BACKGROUND: Endothelial dysfunction-induced microcirculation impairment and the no-reflow phenomenon are the leading causes of cardiac ischemia/reperfusion (I/R) injury. There is an urgent need to elucidate the underlying mechanism of I/R-mediated endothelial dysfunction and to identify effective drugs for treatment. Scutellarin (SCU), a flavonoid compound, has been extensively studied because of its various pharmacological properties, including its potent protective effects on the cardiovascular system. However, the anti-endothelial dysfunction efficacy and mechanisms of action of SCU have not been investigated. APPROACH AND RESULTS: An in vivo I/R injury model was established using coronary artery ligation and release. An oxygen-glucose deprivation/oxygen-glucose resupply (OGD/OGR) approach was used to establish an in vitro I/R injury model. We evaluated the effects of SCU on endothelial dysfunction under I/R conditions, both in vivo and in vitro. SCU pretreatment promoted vasodilation and reperfusion of blood flow, inhibited myocardial injury and infarction, and improved cardiac function in I/R rats.

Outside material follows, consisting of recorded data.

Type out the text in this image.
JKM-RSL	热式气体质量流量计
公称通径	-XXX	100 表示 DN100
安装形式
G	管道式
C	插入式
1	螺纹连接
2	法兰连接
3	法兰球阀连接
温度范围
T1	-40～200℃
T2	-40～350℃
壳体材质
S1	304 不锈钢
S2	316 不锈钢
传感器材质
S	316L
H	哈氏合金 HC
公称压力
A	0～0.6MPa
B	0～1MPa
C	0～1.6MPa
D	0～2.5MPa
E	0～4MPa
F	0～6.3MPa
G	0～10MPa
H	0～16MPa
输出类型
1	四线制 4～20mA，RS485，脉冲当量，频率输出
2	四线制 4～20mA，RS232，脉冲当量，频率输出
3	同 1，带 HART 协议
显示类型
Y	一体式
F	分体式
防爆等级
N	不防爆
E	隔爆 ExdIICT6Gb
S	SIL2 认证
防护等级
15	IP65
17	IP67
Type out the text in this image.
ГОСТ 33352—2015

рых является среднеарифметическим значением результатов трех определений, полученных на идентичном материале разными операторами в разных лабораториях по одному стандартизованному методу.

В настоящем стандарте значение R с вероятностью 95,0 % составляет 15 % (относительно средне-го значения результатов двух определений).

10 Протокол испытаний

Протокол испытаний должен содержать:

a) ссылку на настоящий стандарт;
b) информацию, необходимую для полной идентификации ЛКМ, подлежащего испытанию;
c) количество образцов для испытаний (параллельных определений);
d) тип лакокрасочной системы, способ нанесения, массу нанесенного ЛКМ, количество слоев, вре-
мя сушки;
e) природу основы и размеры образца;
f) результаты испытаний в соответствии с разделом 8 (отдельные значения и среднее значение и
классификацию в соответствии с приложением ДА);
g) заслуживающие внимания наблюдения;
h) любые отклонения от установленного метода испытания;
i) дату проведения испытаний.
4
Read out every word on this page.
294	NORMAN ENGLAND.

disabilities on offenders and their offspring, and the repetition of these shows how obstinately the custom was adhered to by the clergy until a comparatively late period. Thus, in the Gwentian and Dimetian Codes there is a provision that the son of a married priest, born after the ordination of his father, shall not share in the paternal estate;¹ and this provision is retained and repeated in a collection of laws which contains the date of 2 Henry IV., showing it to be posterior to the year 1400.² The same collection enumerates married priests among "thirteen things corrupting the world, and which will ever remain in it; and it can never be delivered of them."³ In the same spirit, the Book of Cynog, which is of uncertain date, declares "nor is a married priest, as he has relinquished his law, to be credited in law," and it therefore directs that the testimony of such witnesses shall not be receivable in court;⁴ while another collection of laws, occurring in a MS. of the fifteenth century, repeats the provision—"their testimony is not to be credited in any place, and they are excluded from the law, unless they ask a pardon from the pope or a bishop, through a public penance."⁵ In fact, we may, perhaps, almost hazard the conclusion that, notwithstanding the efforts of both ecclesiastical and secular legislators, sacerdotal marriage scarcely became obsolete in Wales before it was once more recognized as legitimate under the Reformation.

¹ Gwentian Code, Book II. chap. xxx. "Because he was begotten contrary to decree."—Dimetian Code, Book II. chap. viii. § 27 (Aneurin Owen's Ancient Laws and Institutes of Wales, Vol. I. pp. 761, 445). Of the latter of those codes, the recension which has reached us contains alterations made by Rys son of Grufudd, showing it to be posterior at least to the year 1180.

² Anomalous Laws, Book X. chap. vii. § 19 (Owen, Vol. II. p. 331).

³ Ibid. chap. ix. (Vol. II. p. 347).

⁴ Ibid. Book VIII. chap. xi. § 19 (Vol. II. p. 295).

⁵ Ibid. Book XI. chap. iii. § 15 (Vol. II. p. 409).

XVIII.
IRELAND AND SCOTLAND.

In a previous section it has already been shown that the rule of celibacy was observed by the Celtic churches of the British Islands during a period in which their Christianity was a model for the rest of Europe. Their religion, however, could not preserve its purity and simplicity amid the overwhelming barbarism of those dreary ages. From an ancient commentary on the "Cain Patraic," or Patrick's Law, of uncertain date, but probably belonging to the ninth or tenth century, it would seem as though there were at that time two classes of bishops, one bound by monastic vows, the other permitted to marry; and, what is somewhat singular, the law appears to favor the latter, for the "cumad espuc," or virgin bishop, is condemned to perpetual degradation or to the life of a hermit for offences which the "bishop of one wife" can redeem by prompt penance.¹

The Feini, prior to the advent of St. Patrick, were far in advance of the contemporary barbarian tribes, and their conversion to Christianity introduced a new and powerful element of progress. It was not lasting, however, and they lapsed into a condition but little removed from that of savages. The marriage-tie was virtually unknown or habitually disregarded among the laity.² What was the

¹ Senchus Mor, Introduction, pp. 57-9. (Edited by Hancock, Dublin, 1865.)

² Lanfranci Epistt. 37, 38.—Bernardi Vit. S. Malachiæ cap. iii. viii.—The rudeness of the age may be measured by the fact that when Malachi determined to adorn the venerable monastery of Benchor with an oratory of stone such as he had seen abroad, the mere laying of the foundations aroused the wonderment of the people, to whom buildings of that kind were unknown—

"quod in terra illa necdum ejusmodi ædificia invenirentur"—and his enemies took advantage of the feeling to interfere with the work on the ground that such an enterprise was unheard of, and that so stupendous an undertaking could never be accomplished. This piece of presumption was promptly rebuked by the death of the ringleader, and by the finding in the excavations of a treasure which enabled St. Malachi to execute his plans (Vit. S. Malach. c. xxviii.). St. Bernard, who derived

Additionally, SCU inhibited cell membrane damage, reactive oxygen species (ROS) accumulation, inflammation, nitric oxide (NO) reduction, endothelin 1 (ET-1) elevation and increase in the expression levels of vascular endothelial growth factor (VEGF) and von willebrand factor (vWF) in endothelial cells. Mechanistically, SCU rescued the lysosomal flow and autophagic flux disrupted by I/R through upregulating cathepsin D (CTSD) levels. Knockdown of CTSD or treatment with the CTSD inhibitor pepstatin A (P.A) abrogated the protective effects of SCU on endothelial cells under I/R conditions. CONCLUSION: We demonstrated that SCU, via upregulation of CTSD levels in endothelial cells, rescued autophagy-lysosomal function and alleviated I/R-mediated endothelial dysfunction. Thus, SCU is a potential therapeutic drug for the prevention and treatment of cardiac I/R injury.